Metallzäune auf 1000 Kilometern stehen schon jetzt

Bisher hat das von Trump per Präsidial-Dekret symbolisch angeschobene Mauer-Projekt eine Finanzierungslücke von mehr als 20 Milliarden Dollar. Insgeheim gehen vor allem Abgeordnete aus dem Süden davon aus, dass es deshalb „überhaupt keine durchgehende Mauer“ geben wird. Zum einen, weil die Grenze schon heute auf 1000 Kilometern Länge mit hohen Metallzäunen gesichert ist.

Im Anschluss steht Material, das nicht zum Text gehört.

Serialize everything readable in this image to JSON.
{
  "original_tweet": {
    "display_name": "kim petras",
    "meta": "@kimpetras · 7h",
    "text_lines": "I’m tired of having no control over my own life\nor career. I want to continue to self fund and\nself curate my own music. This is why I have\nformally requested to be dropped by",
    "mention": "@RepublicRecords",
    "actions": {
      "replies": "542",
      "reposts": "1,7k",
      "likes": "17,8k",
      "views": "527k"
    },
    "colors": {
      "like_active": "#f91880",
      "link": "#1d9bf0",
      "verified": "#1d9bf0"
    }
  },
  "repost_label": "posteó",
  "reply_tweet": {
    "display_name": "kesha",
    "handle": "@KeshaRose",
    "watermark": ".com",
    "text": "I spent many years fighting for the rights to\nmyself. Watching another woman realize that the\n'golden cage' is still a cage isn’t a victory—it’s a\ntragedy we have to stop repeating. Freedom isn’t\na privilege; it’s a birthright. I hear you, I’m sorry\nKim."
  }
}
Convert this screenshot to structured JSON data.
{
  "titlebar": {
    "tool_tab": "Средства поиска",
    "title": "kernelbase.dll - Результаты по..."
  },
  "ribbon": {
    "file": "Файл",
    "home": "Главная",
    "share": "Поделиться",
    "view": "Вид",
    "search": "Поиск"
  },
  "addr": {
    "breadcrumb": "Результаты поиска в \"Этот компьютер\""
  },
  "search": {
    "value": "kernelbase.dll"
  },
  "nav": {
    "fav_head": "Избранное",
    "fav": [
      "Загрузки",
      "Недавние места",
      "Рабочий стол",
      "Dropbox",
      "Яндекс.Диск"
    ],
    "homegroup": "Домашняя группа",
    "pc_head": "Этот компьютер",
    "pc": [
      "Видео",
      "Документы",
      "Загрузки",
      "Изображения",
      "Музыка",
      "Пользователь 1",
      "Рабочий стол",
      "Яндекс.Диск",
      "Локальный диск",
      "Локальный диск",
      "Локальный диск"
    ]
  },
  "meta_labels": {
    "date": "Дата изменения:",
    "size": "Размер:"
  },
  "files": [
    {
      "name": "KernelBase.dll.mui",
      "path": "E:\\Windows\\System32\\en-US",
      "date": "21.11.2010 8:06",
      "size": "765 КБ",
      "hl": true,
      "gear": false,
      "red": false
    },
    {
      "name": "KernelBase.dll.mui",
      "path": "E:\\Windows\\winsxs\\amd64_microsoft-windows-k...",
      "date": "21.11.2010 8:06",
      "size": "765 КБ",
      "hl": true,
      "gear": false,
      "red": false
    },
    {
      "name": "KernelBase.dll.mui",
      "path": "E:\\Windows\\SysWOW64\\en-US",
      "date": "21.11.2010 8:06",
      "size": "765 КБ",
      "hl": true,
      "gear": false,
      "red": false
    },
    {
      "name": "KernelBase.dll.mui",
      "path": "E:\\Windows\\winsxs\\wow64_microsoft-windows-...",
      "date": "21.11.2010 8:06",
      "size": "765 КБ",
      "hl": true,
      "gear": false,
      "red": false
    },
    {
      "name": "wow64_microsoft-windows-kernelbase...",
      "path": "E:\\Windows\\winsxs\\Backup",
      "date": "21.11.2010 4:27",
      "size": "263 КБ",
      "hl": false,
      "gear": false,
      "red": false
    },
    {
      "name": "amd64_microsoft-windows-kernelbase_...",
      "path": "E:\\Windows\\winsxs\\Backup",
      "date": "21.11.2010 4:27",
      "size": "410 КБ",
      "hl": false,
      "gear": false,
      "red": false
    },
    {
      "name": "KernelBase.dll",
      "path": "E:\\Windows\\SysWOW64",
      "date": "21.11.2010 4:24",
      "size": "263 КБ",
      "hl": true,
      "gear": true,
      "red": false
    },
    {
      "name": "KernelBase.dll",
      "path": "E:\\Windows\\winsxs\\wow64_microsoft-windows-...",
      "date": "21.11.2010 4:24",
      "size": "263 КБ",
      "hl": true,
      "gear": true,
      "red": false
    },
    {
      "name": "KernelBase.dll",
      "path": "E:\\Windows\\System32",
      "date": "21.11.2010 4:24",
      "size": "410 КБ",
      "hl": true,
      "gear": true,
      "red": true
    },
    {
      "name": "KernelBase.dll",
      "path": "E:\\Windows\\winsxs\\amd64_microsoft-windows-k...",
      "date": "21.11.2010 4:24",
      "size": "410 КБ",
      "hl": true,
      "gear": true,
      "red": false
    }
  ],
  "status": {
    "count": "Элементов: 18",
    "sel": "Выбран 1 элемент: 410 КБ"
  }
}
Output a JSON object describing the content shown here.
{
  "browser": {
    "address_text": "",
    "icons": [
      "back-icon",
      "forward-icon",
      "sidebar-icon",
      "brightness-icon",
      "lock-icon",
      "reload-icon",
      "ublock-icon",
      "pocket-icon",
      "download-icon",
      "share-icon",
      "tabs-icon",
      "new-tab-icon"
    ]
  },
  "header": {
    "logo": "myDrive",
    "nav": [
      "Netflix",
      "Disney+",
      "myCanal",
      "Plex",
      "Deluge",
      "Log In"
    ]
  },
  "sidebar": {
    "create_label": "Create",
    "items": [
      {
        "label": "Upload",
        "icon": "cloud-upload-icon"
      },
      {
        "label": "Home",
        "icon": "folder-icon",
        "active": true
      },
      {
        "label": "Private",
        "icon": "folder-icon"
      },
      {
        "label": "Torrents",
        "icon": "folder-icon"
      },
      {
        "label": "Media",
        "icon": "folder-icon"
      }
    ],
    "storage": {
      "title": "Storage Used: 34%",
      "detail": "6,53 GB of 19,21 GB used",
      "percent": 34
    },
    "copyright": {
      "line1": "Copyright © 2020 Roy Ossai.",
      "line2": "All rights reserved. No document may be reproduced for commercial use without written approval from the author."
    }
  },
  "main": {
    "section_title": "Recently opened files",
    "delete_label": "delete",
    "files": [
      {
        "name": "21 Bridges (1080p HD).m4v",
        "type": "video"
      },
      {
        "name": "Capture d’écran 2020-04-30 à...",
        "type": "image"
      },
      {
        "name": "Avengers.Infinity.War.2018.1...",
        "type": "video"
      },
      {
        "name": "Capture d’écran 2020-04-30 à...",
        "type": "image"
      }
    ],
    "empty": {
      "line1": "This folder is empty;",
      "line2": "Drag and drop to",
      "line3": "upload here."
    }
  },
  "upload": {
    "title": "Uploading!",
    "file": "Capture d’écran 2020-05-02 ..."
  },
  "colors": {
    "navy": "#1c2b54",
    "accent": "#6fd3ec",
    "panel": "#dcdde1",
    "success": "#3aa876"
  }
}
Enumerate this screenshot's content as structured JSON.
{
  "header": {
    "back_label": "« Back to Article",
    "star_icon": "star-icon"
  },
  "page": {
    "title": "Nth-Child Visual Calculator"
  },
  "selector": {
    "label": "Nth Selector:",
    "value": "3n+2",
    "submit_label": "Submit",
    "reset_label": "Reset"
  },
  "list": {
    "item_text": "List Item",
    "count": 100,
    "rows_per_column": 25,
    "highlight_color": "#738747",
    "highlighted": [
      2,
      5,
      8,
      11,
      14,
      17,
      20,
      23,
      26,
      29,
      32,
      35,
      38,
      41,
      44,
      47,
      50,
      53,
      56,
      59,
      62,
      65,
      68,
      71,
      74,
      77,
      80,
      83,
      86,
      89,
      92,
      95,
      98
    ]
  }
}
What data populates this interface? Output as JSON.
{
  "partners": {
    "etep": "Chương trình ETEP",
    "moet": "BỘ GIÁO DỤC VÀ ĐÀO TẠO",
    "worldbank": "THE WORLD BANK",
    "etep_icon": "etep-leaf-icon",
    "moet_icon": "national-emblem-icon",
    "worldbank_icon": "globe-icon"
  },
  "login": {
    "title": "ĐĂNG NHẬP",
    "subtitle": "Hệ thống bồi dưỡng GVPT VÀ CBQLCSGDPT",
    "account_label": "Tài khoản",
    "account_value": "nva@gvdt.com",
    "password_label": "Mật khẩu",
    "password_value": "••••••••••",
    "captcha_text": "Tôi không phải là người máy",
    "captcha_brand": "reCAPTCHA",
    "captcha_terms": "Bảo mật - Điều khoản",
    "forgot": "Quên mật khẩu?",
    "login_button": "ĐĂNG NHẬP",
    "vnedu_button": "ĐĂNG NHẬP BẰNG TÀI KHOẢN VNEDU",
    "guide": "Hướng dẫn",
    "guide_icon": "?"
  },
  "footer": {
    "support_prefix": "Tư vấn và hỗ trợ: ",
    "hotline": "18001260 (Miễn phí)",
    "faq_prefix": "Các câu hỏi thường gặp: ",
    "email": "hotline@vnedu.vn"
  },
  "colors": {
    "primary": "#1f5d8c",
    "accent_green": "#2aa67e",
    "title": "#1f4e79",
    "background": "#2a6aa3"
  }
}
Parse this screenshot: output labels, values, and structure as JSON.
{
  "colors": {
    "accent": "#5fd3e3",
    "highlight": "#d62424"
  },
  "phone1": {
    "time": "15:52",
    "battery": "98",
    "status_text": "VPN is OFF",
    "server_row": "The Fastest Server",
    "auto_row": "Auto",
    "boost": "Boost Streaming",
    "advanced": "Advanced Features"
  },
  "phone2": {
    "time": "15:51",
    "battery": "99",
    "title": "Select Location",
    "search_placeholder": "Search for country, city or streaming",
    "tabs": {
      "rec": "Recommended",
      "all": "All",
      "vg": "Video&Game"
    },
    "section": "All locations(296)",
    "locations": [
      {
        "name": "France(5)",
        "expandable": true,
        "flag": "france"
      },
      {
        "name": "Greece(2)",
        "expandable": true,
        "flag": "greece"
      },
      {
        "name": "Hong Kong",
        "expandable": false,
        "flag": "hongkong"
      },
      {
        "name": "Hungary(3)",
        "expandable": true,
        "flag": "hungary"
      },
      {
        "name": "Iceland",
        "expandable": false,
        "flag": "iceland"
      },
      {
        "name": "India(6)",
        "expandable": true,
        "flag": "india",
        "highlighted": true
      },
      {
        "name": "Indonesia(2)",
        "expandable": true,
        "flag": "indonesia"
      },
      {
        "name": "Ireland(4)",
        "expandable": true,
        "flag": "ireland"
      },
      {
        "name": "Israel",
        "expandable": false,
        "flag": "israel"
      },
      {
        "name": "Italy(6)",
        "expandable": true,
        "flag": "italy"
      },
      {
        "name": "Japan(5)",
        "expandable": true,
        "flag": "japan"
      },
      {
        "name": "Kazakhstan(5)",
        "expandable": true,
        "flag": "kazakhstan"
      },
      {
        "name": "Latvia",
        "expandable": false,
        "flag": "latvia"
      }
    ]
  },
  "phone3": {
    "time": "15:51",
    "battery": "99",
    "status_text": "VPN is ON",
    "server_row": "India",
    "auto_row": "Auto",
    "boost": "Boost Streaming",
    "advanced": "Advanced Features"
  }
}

Dort patroullieren Grenzschützer in Jeeps, zu Pferd oder mit Drohnen. Zum anderen aber auch, weil die Landbesitzverhältnisse langwierige Rechtsstreitigkeiten erwarten ließen. Die Frage sei nun: „Wie kann Präsident Trump sein Gesicht wahren, ohne dass viel Geld für eine überflüssige Mauer aus dem Fenster geworden wird“, sagt ein Reporter der „Laredo Morning Times“.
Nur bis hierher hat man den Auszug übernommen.